Posted 04-14-2018 at 07:38 PM by TommyJohn
Updated 08-18-2019 at 09:56 AM by TommyJohn

September 12,1976
vs. California Angels
at Comiskey Park

September came and the White Sox looked well on their way to a losing season. Bill Veeck tried to keep things interesting and fun with his variety of promotions. He saved one of his favorites for after September 1, when teams were allowed to expand their rosters. Veeck announced that Minnie Minoso would be activated to put in a few appearances as a designated hitter.

Minnie had, in his day, been a pioneer. When he made his White Sox debut on May 1, 1951 he became the first black player for either Chicago baseball team. He was one of the most popular players in the history of the franchise, so much so that when he was traded before the 1958 season, angry fans responded by staying away. The Sox had their lowest attendance of the decade that year. Minnie had three stints with the team: 1951-57, 1960-61 and 1964. After his major league career ended he kept busy as a player-coach in the Mexican League. When Veeck purchased the Sox he brought Minnie back as a coach. Minnie would come back as a player against the Angels during a weekend series.

The series started off on the wrong foot on Friday night, when Nolan Ryan struck out 18 White Sox batters, including the last five in a row. He fell 1 short of tying the major league record for strikeouts in one game held by three pitchers-Steve Carlton, Tom Seaver and himself. Impatient Sox fans chanted "we want Minnie!" during the game, which perhaps said a lot about the 1976 Sox.

Minnie played his first game on Saturday, stepping in against rookie Frank Tanana. Fans responded with a standing ovation, Tanana responded by striking out Minoso on three pitches. Minnie went hitless as the Sox lost.

After the game, Minnie touched reporters when he poignantly told them "I dedicate my first at-bat to my friend Nellie Fox," referring to the Sox 2nd baseman and Minnie teammate who had died the previous December.

Tanana, for his part, sneered at Minoso and the Sox.
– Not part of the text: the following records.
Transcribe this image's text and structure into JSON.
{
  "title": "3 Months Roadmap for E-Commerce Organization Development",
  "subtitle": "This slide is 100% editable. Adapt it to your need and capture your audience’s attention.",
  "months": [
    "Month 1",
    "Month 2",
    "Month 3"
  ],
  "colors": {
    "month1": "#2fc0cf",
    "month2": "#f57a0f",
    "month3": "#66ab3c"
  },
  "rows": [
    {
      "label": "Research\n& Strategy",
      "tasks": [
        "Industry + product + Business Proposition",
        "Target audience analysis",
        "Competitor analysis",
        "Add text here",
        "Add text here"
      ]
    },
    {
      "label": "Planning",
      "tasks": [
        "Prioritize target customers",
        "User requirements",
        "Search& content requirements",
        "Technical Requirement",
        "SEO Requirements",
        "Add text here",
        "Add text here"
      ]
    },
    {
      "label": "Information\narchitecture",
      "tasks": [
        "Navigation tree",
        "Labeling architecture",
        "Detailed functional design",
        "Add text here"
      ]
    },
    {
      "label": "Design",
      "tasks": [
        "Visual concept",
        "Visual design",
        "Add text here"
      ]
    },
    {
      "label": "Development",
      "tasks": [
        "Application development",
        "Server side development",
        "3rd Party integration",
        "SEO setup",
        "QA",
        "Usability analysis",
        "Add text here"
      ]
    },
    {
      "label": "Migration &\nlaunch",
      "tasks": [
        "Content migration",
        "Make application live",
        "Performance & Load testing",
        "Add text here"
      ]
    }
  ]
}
The insufferably arrogant hurler called the Sox a "donkey team." For the record, Minoso in his career hit home runs off pitchers Early Wynn, Jim Bunning, Bob Lemon, Bob Feller and Whitey Ford, all members of the Hall of Fame-a place that Tanana will never be unless he buys a ticket.
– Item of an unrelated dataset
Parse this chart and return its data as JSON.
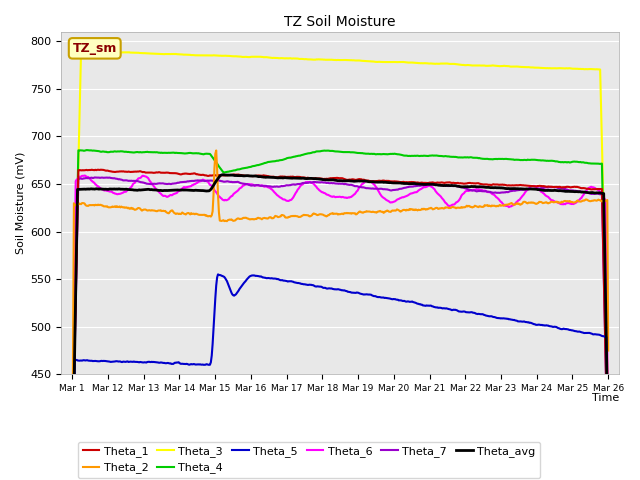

The next day Minoso played again, this time against Sid Monge. He was again greeted with a standing ovation in his first at-bat, and this time responded by cracking a base hit on Monge's first pitch.

At the time, the game was tied 1-1. It remained that way until the bottom of the 10th, when Monge faced exactly two batters. Jim Spencer drew a walk and gave way to pinch runner Ralph Garr. Brian Downing then swatted a double to score Garr and end the game.

Minnie walked away from the series the owner of a few records. He was, at age 53, the oldest non-pitcher to appear in a major league game and the oldest to get a hit. He also became the 13th player to appear in games across four decades.